Order unanimously reversed on the law, defendant’s motion denied and indictment reinstated. Memorandum: The court erred in granting defendant’s motion to suppress the gun found in his car following his arrest based on its determination that the police lacked probable cause to arrest defendant. Probable cause requires information sufficient to support a reasonable belief that an offense is being committed or that evidence of a crime may be found in a certain place (People v Bigelow, 66 NY2d 417, 423; see, Brinegar v United States, 338 US 160, 175, reh denied 338 US 839). Probable cause does not require proof beyond a reasonable doubt, but information making it "more probable than not” that a crime has taken place and that the individual arrested is its perpetrator (People v Carrasquillo, 54 NY2d 248, 254). Probable cause may be supplied, in whole or in part, through hearsay information (People v Bigelow, supra). When the informant is an identifiable citizen, the People need not make the independent showing of reliability and basis of knowledge required when the informant is anonymous (People v Hicks, 38 NY2d 90, 93-94; People v Cantre, 95 AD2d 522, 526, affd 65 NY2d 790).
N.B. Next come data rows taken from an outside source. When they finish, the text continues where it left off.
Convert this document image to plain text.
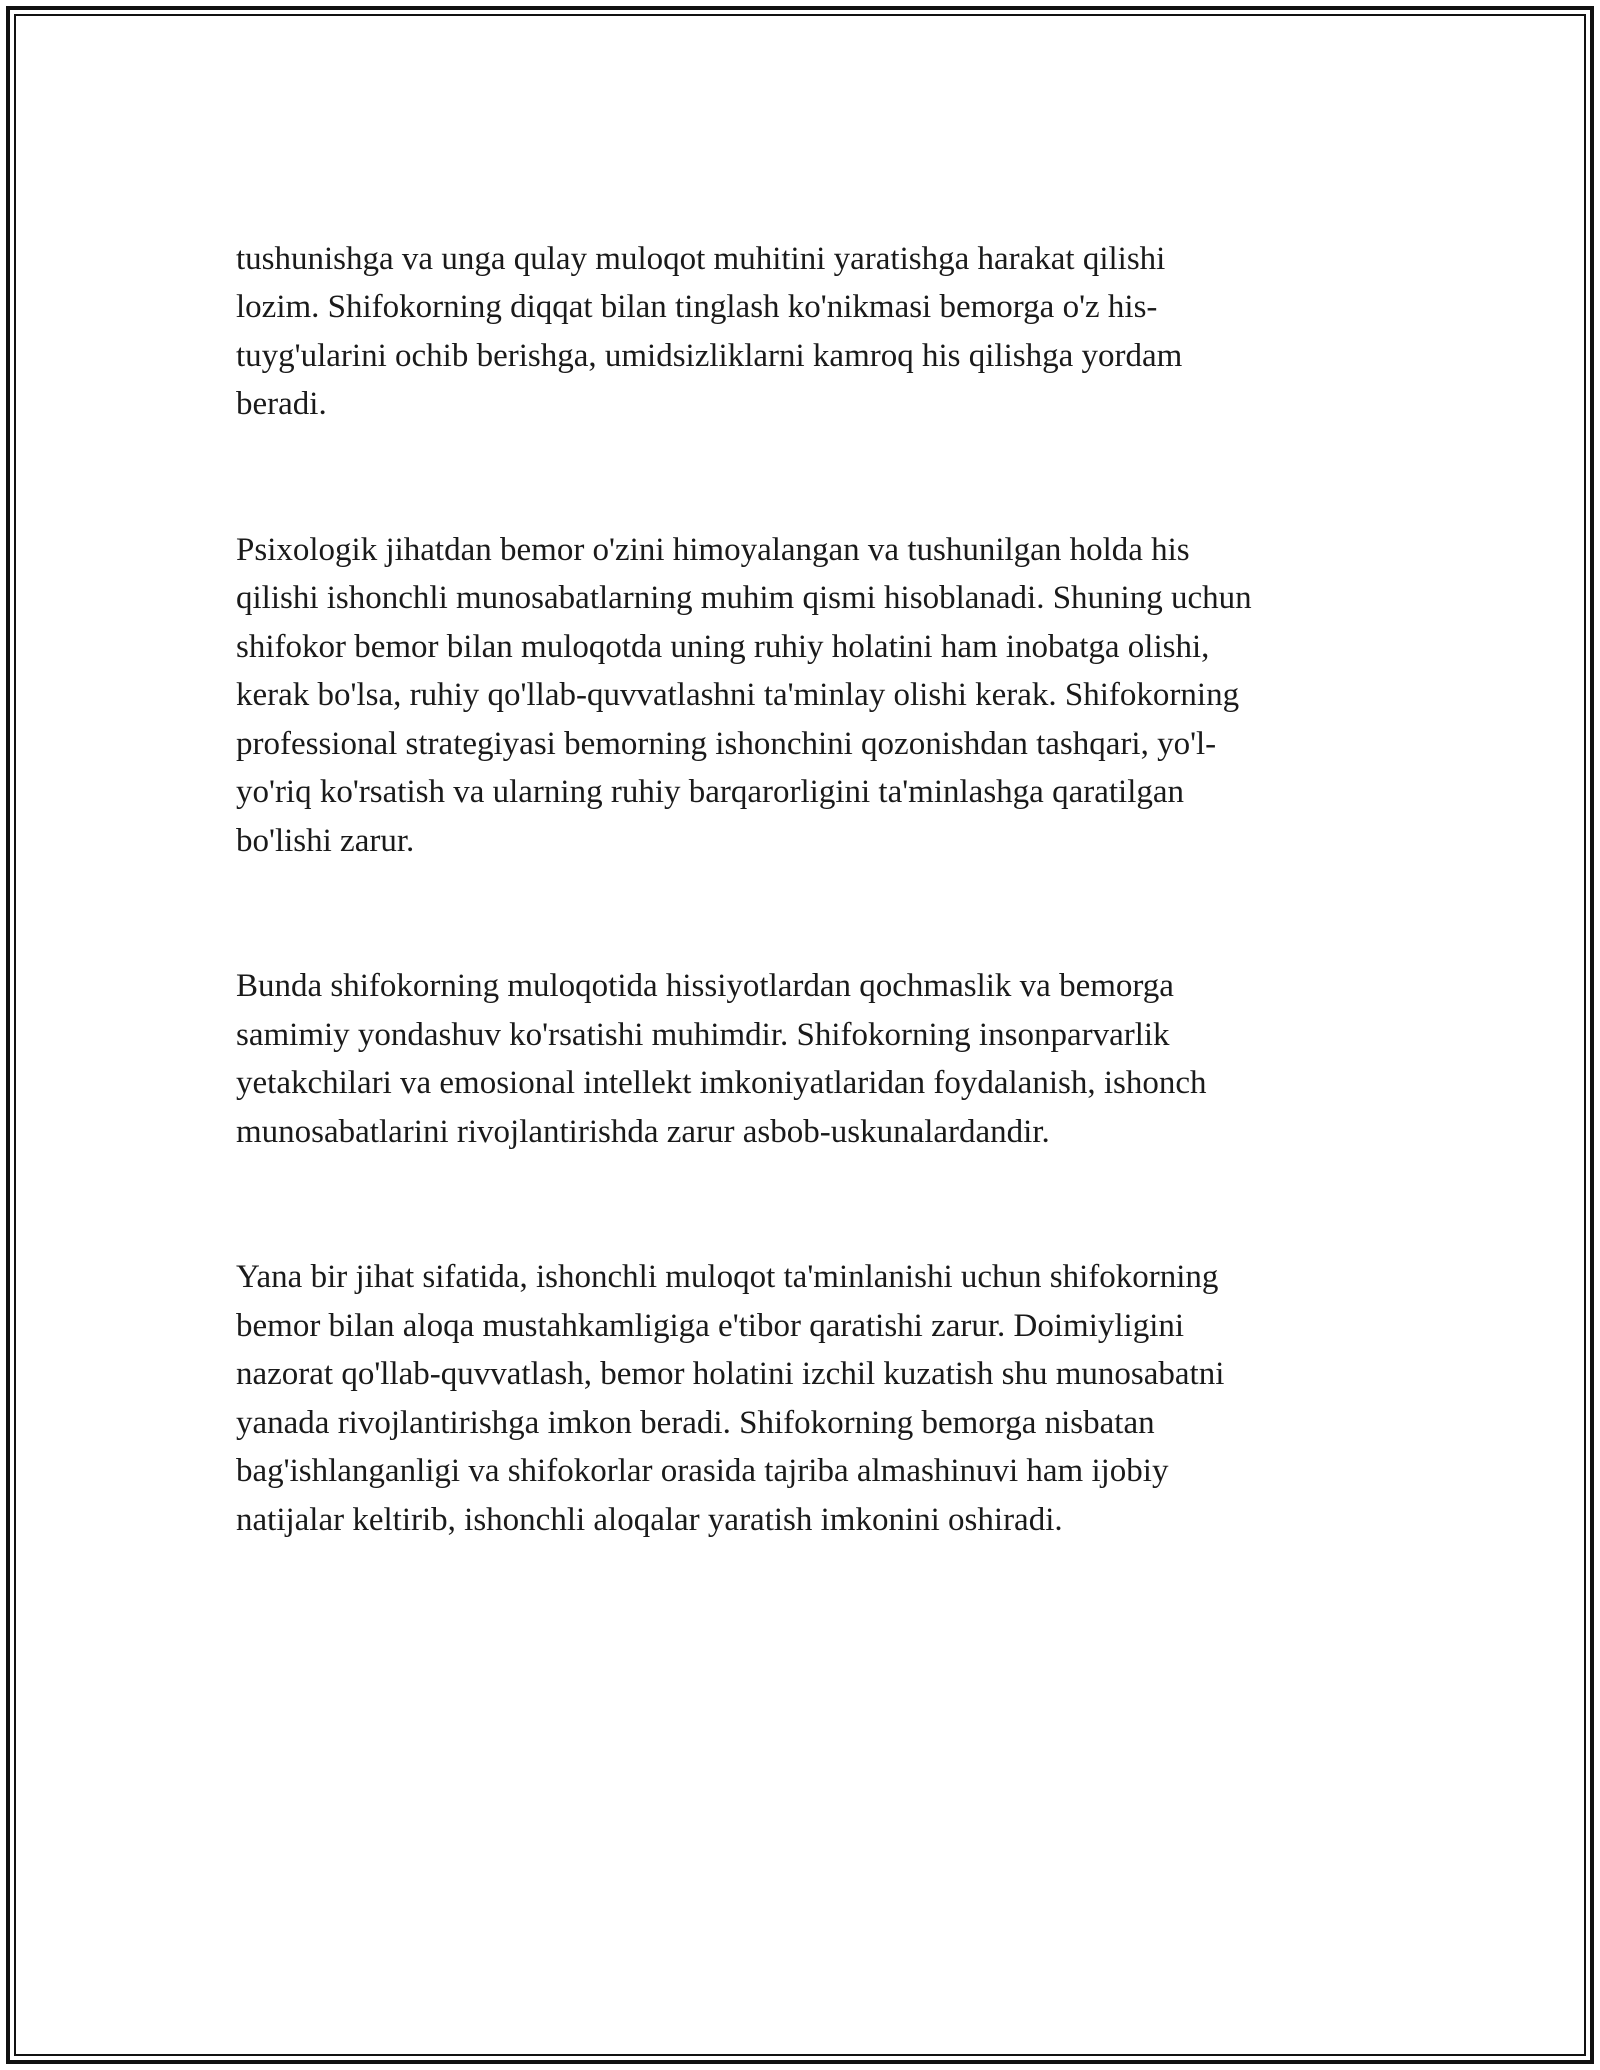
tushunishga va unga qulay muloqot muhitini yaratishga harakat qilishi
lozim. Shifokorning diqqat bilan tinglash ko'nikmasi bemorga o'z his-
tuyg'ularini ochib berishga, umidsizliklarni kamroq his qilishga yordam
beradi.

Psixologik jihatdan bemor o'zini himoyalangan va tushunilgan holda his
qilishi ishonchli munosabatlarning muhim qismi hisoblanadi. Shuning uchun
shifokor bemor bilan muloqotda uning ruhiy holatini ham inobatga olishi,
kerak bo'lsa, ruhiy qo'llab-quvvatlashni ta'minlay olishi kerak. Shifokorning
professional strategiyasi bemorning ishonchini qozonishdan tashqari, yo'l-
yo'riq ko'rsatish va ularning ruhiy barqarorligini ta'minlashga qaratilgan
bo'lishi zarur.

Bunda shifokorning muloqotida hissiyotlardan qochmaslik va bemorga
samimiy yondashuv ko'rsatishi muhimdir. Shifokorning insonparvarlik
yetakchilari va emosional intellekt imkoniyatlaridan foydalanish, ishonch
munosabatlarini rivojlantirishda zarur asbob-uskunalardandir.

Yana bir jihat sifatida, ishonchli muloqot ta'minlanishi uchun shifokorning
bemor bilan aloqa mustahkamligiga e'tibor qaratishi zarur. Doimiyligini
nazorat qo'llab-quvvatlash, bemor holatini izchil kuzatish shu munosabatni
yanada rivojlantirishga imkon beradi. Shifokorning bemorga nisbatan
bag'ishlanganligi va shifokorlar orasida tajriba almashinuvi ham ijobiy
natijalar keltirib, ishonchli aloqalar yaratish imkonini oshiradi.
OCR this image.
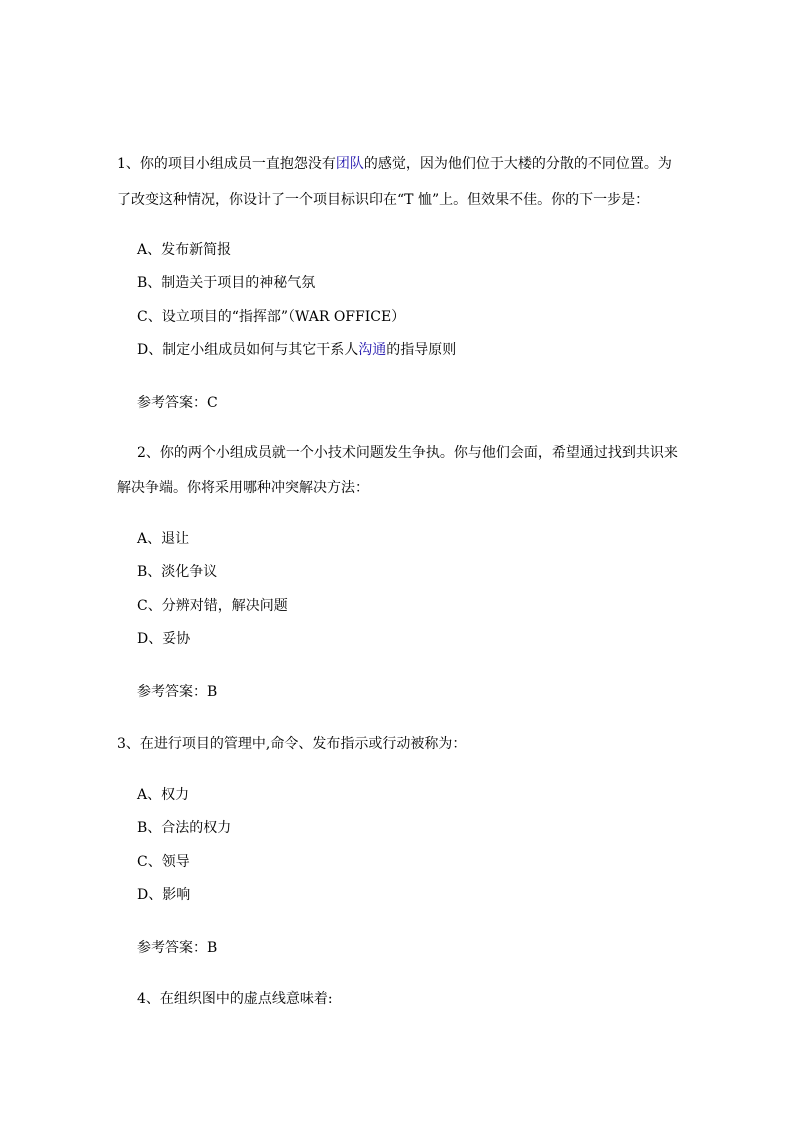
1、你的项目小组成员一直抱怨没有团队的感觉，因为他们位于大楼的分散的不同位置。为
了改变这种情况，你设计了一个项目标识印在“T 恤”上。但效果不佳。你的下一步是：
A、发布新简报
B、制造关于项目的神秘气氛
C、设立项目的“指挥部”（WAR OFFICE）
D、制定小组成员如何与其它干系人沟通的指导原则
参考答案：C
2、你的两个小组成员就一个小技术问题发生争执。你与他们会面，希望通过找到共识来
解决争端。你将采用哪种冲突解决方法：
A、退让
B、淡化争议
C、分辨对错，解决问题
D、妥协
参考答案：B
3、在进行项目的管理中,命令、发布指示或行动被称为：
A、权力
B、合法的权力
C、领导
D、影响
参考答案：B
4、在组织图中的虚点线意味着:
Applying those rules, we conclude that the police had probable cause to arrest defendant for criminal possession of a weapon. Relying primarily on information provided by Officer Broughton, the police knew that Broughton was defendant’s girlfriend, that defendant lived at Broughton’s house, that defendant had emotional problems and was behaving errati*978cally, that a .357 magnum was missing from Broughton’s home, that defendant had access to the gun, and that Broughton feared for her life. In addition to that information, the police had knowledge of other facts which confirmed Broughton’s report that defendant was acting strangely and possibly presented a threat to her. About three hours prior to his arrest, and shortly before the gun was discovered missing, defendant appeared at police headquarters in an agitated state wearing a bulletproof vest. He surrendered a loaded .45 caliber automatic and demanded to be arrested. Defendant said that he had been given the gun with instructions to kill someone, then said unidentified persons were conspiring and threatening to kill him, then said he was working for the F.B.I., and finally that he was surrendering the gun as a favor for a friend. Before leaving the police station, defendant requested that a departmental stress counselor accompany him to 1081 North Street to see the persons who defendant variously said were threatening him or whom he had threatened. Finally, approximately two hours before defendant’s arrest and about the time Broughton reported the gun missing, the police received a 911 report that someone had called a television station to warn that there was going to be a shooting on North Street. (Appeal from order of Monroe County Court, Maloy, J.—dismiss indictment.) Present—Denman, J. P., Boomer, Pine, Balio and Davis, JJ.